With the crash in international crude prices, oil exploration and extraction companies have seen their share prices plummet. ONGC has seen its price go down from ₹472 in June 2014 to ₹341.60 on Thursday -- a drop of almost 28%.

The fall in price would limit the government's capability to monetise the true value of the stock, with the current prices adding to the government's coffers by only about ₹15,000 crore, against the projected ₹17,000 to ₹18,000 crore.

The timing of ONGC divestment would be decided by the Department of Disinvestment, said Pradhan.

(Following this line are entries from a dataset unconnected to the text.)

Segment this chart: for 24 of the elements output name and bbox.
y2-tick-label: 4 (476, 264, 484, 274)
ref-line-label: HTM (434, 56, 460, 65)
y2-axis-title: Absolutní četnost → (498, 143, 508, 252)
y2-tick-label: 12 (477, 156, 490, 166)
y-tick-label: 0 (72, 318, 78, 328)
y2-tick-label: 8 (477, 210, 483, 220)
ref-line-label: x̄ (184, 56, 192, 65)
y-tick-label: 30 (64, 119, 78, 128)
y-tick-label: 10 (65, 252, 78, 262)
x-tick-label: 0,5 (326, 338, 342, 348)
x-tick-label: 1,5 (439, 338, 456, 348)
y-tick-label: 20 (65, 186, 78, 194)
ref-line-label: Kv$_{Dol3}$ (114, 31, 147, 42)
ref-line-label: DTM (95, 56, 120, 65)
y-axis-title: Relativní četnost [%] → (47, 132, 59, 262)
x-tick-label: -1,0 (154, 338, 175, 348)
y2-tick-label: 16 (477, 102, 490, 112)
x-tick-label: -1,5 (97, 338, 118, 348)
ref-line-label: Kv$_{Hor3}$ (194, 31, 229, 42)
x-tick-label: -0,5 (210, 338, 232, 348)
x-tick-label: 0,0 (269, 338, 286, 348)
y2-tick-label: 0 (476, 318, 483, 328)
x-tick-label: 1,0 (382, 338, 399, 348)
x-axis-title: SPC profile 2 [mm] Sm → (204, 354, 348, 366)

The subsidy sharing ratio is being reworked to limit the upstream oil companies underwriting the revenue loss incurred on selling cooking fuel and diesel until recently at government-controlled rates.

The oil ministry sought ONGC and OIL's subsidy burden share on LPG and kerosene to be reduced to the extent of statutory oil cess payable by the organisations.

For the current fiscal, the oil cess is expected to net ₹10,500 crore. ONGC and OIL have together contributed ₹31,926 crore in the first half of the fiscal on fuel subsidy. If the ministry's proposal gains acceptance, the companies would need to pay no more than ₹8,000 crore for the reminder of the fiscal, said Business Today.

ONGC was trading at ₹343.50 up by 1.70 or 0.56%% at the time of reporting 11.48am.

OIL was trading at ₹555.95 up by 5.65 or 1.03% at the time of reporting 11.49am.